6 large deveined n deshelled fresh river prawn. Must be fresh river.
Shallot - 1 thinly chopped
Onion Paste # 1 tbsp
Garlic Paste - 1 tbsp
Ginger Paste - 1 tsp
Chilli Paste - 1 tbsp
Turmeric Paste - 1 tsp
Cinnamon, Cardammon - 1 stick each per taste
Coconut Milk - 1/2 can equivalent
Fresh Lime Leaves - 4/5 leaves (must be the right kind)
Oil - 3/4 tbs
Salt - to taste

1. Heat up oil (we use olive oil)
2. Brown shallots. Add salt.
3. Add cinnamon n cardammon
Cook till flavor released
4. Add chilli and turmeric. Cook well till color n flavors r released.
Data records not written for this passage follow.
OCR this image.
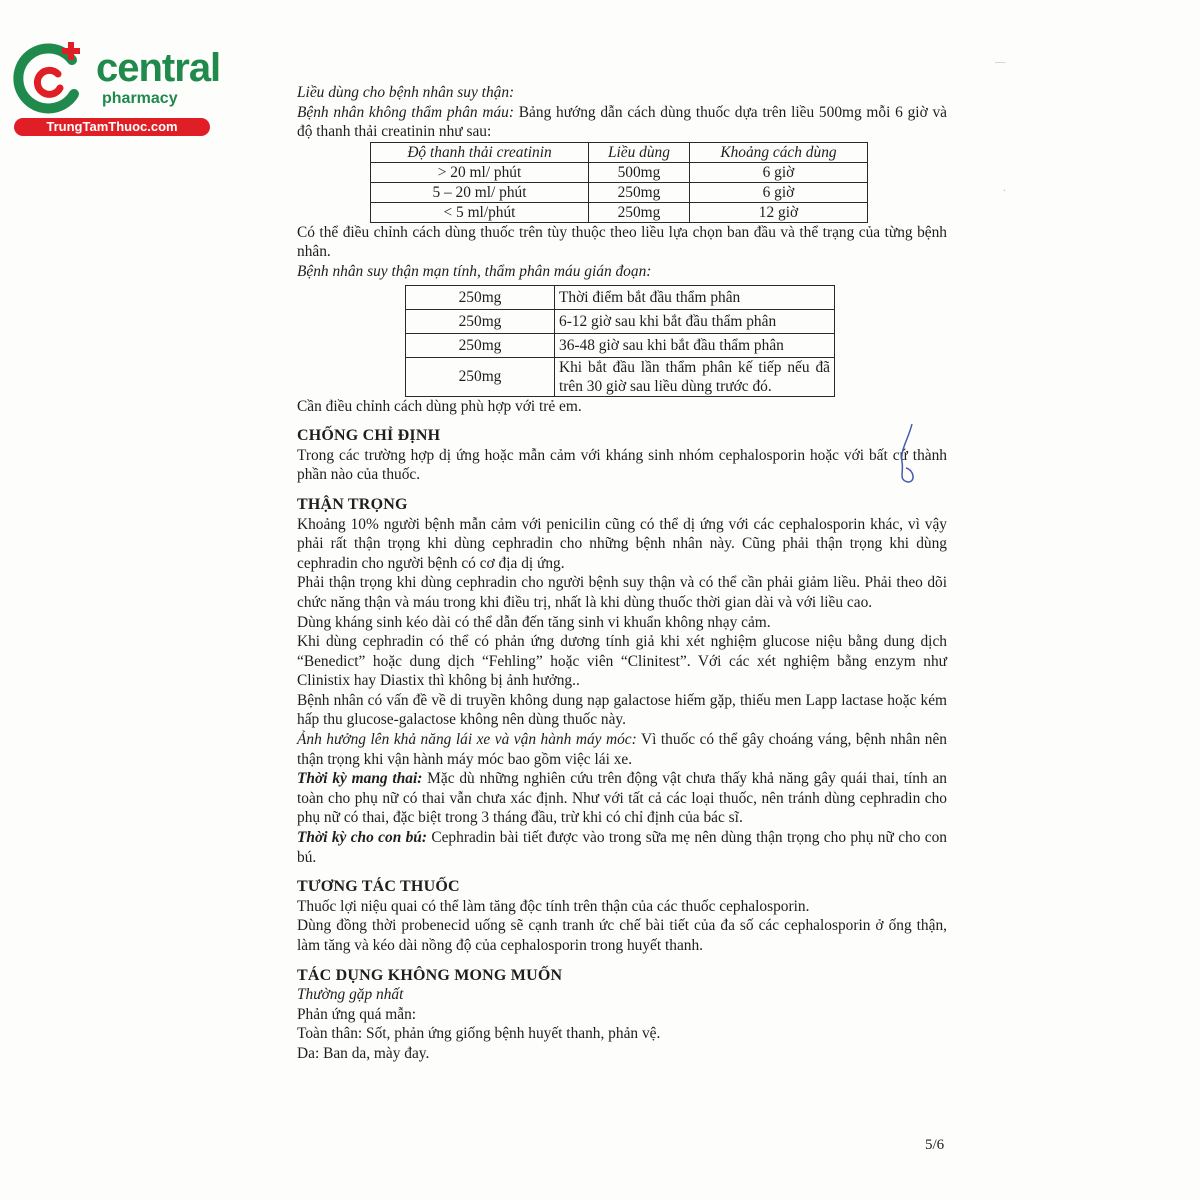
central
pharmacy
TrungTamThuoc.com
|
.

Liều dùng cho bệnh nhân suy thận:

Bệnh nhân không thẩm phân máu: Bảng hướng dẫn cách dùng thuốc dựa trên liều 500mg mỗi 6 giờ và độ thanh thải creatinin như sau:

Độ thanh thải creatinin	Liều dùng	Khoảng cách dùng
> 20 ml/ phút	500mg	6 giờ
5 – 20 ml/ phút	250mg	6 giờ
< 5 ml/phút	250mg	12 giờ

Có thể điều chỉnh cách dùng thuốc trên tùy thuộc theo liều lựa chọn ban đầu và thể trạng của từng bệnh nhân.

Bệnh nhân suy thận mạn tính, thẩm phân máu gián đoạn:

250mg	Thời điểm bắt đầu thẩm phân
250mg	6-12 giờ sau khi bắt đầu thẩm phân
250mg	36-48 giờ sau khi bắt đầu thẩm phân
250mg	Khi bắt đầu lần thẩm phân kế tiếp nếu đã trên 30 giờ sau liều dùng trước đó.

Cần điều chỉnh cách dùng phù hợp với trẻ em.

CHỐNG CHỈ ĐỊNH

Trong các trường hợp dị ứng hoặc mẫn cảm với kháng sinh nhóm cephalosporin hoặc với bất cứ thành phần nào của thuốc.

THẬN TRỌNG

Khoảng 10% người bệnh mẫn cảm với penicilin cũng có thể dị ứng với các cephalosporin khác, vì vậy phải rất thận trọng khi dùng cephradin cho những bệnh nhân này. Cũng phải thận trọng khi dùng cephradin cho người bệnh có cơ địa dị ứng.

Phải thận trọng khi dùng cephradin cho người bệnh suy thận và có thể cần phải giảm liều. Phải theo dõi chức năng thận và máu trong khi điều trị, nhất là khi dùng thuốc thời gian dài và với liều cao.

Dùng kháng sinh kéo dài có thể dẫn đến tăng sinh vi khuẩn không nhạy cảm.

Khi dùng cephradin có thể có phản ứng dương tính giả khi xét nghiệm glucose niệu bằng dung dịch “Benedict” hoặc dung dịch “Fehling” hoặc viên “Clinitest”. Với các xét nghiệm bằng enzym như Clinistix hay Diastix thì không bị ảnh hưởng..

Bệnh nhân có vấn đề về di truyền không dung nạp galactose hiếm gặp, thiếu men Lapp lactase hoặc kém hấp thu glucose-galactose không nên dùng thuốc này.

Ảnh hưởng lên khả năng lái xe và vận hành máy móc: Vì thuốc có thể gây choáng váng, bệnh nhân nên thận trọng khi vận hành máy móc bao gồm việc lái xe.

Thời kỳ mang thai: Mặc dù những nghiên cứu trên động vật chưa thấy khả năng gây quái thai, tính an toàn cho phụ nữ có thai vẫn chưa xác định. Như với tất cả các loại thuốc, nên tránh dùng cephradin cho phụ nữ có thai, đặc biệt trong 3 tháng đầu, trừ khi có chỉ định của bác sĩ.

Thời kỳ cho con bú: Cephradin bài tiết được vào trong sữa mẹ nên dùng thận trọng cho phụ nữ cho con bú.

TƯƠNG TÁC THUỐC

Thuốc lợi niệu quai có thể làm tăng độc tính trên thận của các thuốc cephalosporin.

Dùng đồng thời probenecid uống sẽ cạnh tranh ức chế bài tiết của đa số các cephalosporin ở ống thận, làm tăng và kéo dài nồng độ của cephalosporin trong huyết thanh.

TÁC DỤNG KHÔNG MONG MUỐN

Thường gặp nhất

Phản ứng quá mẫn:

Toàn thân: Sốt, phản ứng giống bệnh huyết thanh, phản vệ.

Da: Ban da, mày đay.

5/6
Oil will look red.
5. Add garlic, ginger and onion pastes. Cook on medium to low heat. Spices will cook and separate from oil. Add very small amounts of hot water so spices dont stick to pan.
6. Once curry looks cooked, add the shrimps and cook on low heat. Otherwise the meat will harden.
7. Once shrimp done, turn heat to simmer and add the coconut milk. Add green chilis to taste and the lime leaves. Wait for curry to come to boil. Take out of stove and garnish with chopped cilantro.
Best served with steamed basmati rice. Enjoy!